Не знаете вы, сопляки лупоглазые, что такое война? Вам бы только врать и морочить головы простакам.
Он вспомнил бобмежку понтонной переправы и солдата, который звал маму... Иван Ильич почувствовал, что в носу защипало. До сих пор стоял в ушах голос этого мальчика, одетого в гимнастерку и обмотки на ногах. Какой это солдат! А глаза этих, которые с потопленного транспорта "Марина Раскова"? Что они пережили! Или железные британцы? Но этим было легче... Но самое страшное не это, а расстрел "за трусость". Иван Ильич схватился за голову. Никак не забыть. Две озябшие фигурки в нижнем белье, осень, мокрый снег, они босиком... Дети. И каре, винтовки с примкнутыми штыками. У всех лица окаменевшие, зеленые, полковник зачитывает приказ, ветер, невозможно разобрать ни слова... Какое они совершили преступление? Почему их раздели? Из экономии?

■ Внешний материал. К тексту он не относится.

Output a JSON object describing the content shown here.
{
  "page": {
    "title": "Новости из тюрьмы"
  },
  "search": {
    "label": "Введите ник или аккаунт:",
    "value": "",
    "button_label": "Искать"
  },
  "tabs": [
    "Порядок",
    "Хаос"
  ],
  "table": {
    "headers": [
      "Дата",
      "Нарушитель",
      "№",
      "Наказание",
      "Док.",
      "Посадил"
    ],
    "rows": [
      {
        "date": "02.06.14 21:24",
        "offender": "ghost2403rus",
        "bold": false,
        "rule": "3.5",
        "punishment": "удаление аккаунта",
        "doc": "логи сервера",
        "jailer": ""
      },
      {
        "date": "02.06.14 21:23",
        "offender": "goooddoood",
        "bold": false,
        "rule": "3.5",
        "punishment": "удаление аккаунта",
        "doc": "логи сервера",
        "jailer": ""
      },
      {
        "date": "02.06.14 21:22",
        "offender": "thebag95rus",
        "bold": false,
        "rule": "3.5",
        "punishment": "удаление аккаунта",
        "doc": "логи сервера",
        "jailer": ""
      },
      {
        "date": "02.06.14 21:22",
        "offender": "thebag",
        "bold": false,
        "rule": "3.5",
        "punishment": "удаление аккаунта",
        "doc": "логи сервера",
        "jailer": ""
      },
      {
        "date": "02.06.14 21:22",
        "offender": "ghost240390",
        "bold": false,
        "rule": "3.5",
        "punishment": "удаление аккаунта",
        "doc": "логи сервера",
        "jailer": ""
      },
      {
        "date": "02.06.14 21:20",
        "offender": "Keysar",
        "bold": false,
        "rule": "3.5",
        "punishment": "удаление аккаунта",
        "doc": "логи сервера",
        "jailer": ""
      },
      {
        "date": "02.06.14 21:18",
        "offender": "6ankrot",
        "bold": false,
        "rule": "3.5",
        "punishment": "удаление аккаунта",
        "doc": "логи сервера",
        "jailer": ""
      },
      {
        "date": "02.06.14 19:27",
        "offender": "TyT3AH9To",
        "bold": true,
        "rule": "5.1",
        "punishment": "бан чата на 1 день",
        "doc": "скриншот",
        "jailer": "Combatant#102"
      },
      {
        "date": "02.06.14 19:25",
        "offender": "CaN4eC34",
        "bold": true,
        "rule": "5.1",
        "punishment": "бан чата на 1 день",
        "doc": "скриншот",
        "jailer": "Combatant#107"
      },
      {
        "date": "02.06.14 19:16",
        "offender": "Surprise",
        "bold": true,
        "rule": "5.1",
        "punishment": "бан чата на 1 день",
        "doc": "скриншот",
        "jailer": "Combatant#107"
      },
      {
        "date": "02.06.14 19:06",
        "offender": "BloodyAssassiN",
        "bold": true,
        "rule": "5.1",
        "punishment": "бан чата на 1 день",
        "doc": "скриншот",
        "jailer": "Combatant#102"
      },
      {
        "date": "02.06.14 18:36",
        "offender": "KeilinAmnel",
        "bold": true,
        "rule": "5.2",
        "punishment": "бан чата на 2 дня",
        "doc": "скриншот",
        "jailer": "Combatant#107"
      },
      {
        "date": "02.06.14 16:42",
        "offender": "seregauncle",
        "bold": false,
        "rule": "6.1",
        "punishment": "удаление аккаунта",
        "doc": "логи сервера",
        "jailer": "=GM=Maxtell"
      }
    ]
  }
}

Иван Ильич застонал в голос... Это самое страшное на войне. Босые дети в исподнем под косо летящим снегом, идут, чтобы несильно испачкаться, выбирают, куда ступать. Вели себя скромно, послушно, чтобы кого-то "главного" не разозлить; они думали, что их за скромность и послушание простят, они старались делать в точности все, что от них требовали. Они ничего не понимали - эти два беззащитных ребенка перед железными рядами красноармейцев. Они только хватались друг за друга и дрожали, дрожали... Потом залп, дети вздрогнули и как-то неестественно сложились, будто из них разом вытащили кости. И перестали дрожать. И в том, что они перестали дрожать, было как бы облегчение для всех. И для полковника, который возбуждал в себе классовую ненависть, а ненависти никакой не было. Иван Ильич полез за носовым платком.
Или девушки-парашютистки - умницы, красавицы, которых он выбрасывал с радиостанциями в тыл врага. Он представил на миг, как сам летит в ночи, сидя на парашютной лямке, и провожает взглядом свой самолет и видит слабое свечение из выхлопных труб - последнее, что связывает его с жизнью. А внизу черный лес, а точнее, черная дыра, ад. Нельзя так, нельзя! Неужели мало пролито крови, чтоб понять, что нельзя? Нельзя расстреливать дрожащих от холода детей, нельзя выбрасывать девушек в ад...
Во время войны он был убежден, что люди, прошедшие ад, поймут, что так жить нельзя, и будут добрыми друг к другу, великодушными, щедрыми, постараются искупить свои ошибки; ведь все так просто: любите друг друга, а все остальное само придет. Если не любить - это гибель для всех. Чего проще? Тогда фронтовики были молодыми, в их руках была власть. Как объяснить людям? Ведь так легко быть счастливыми!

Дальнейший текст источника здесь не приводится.